Appellant filed a Post-Sentence Motion alleging that his sentence,

which included multiple statutory maximum sentences consecutive to one

another, was manifestly unfair and unreasonable. On July 28, 2016, the

trial court denied Appellant’s Post-Sentence Motion.

Appellant filed a timely Notice of Appeal on August 25, 2016. The trial

court and Appellant both complied with Pa.R.A.P. 1925.

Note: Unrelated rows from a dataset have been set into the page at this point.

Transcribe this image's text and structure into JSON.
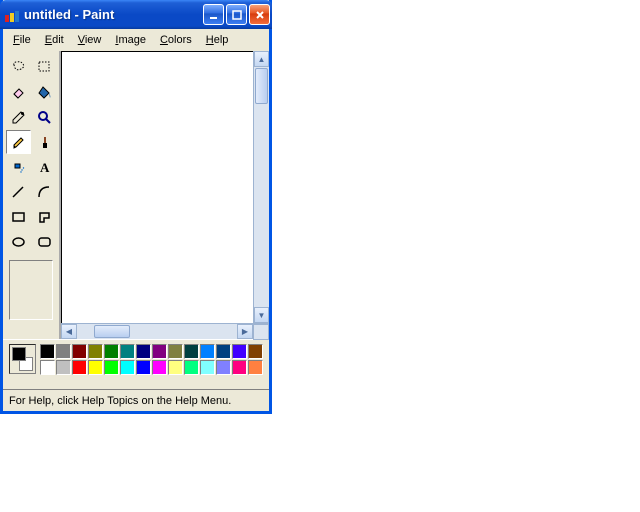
{
  "window": {
    "title": "untitled - Paint"
  },
  "menu": {
    "items": [
      {
        "label": "File",
        "u": 0
      },
      {
        "label": "Edit",
        "u": 0
      },
      {
        "label": "View",
        "u": 0
      },
      {
        "label": "Image",
        "u": 0
      },
      {
        "label": "Colors",
        "u": 0
      },
      {
        "label": "Help",
        "u": 0
      }
    ]
  },
  "tools": [
    {
      "name": "free-form-select"
    },
    {
      "name": "select"
    },
    {
      "name": "eraser"
    },
    {
      "name": "fill"
    },
    {
      "name": "pick-color"
    },
    {
      "name": "magnifier"
    },
    {
      "name": "pencil",
      "selected": true
    },
    {
      "name": "brush"
    },
    {
      "name": "airbrush"
    },
    {
      "name": "text"
    },
    {
      "name": "line"
    },
    {
      "name": "curve"
    },
    {
      "name": "rectangle"
    },
    {
      "name": "polygon"
    },
    {
      "name": "ellipse"
    },
    {
      "name": "rounded-rectangle"
    }
  ],
  "colors": {
    "foreground": "#000000",
    "background": "#ffffff",
    "palette": [
      "#000000",
      "#808080",
      "#800000",
      "#808000",
      "#008000",
      "#008080",
      "#000080",
      "#800080",
      "#808040",
      "#004040",
      "#0080ff",
      "#004080",
      "#4000ff",
      "#804000",
      "#ffffff",
      "#c0c0c0",
      "#ff0000",
      "#ffff00",
      "#00ff00",
      "#00ffff",
      "#0000ff",
      "#ff00ff",
      "#ffff80",
      "#00ff80",
      "#80ffff",
      "#8080ff",
      "#ff0080",
      "#ff8040"
    ]
  },
  "status": {
    "text": "For Help, click Help Topics on the Help Menu."
  }
}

On appeal, Appellant purports to raise a single issue, which we have

separated into its component parts for ease of disposition.8

[1.] Is the imposition of an aggregate sentence of 32 to 64 years’ incarceration manifestly excessive, unreasonable, and an abuse of the sentencing court’s discretion in that the sentence, which includes the maximum sentence possible on the six counts on which sentence was imposed, all sentences well above the aggravated range, and all served consecutively, is not supported by reasons on the record for imposing the maximum sentence and wholly disregards the guideline ranges for these offenses?

7 This included two consecutive terms of 10 to 20 years of imprisonment for IDSI and Criminal Solicitation of IDSI. 8 Although we find Appellant’s Brief to be otherwise well-organized and well- written, Appellant poses two distinct challenges to the discretionary aspects of his sentence as a single issue.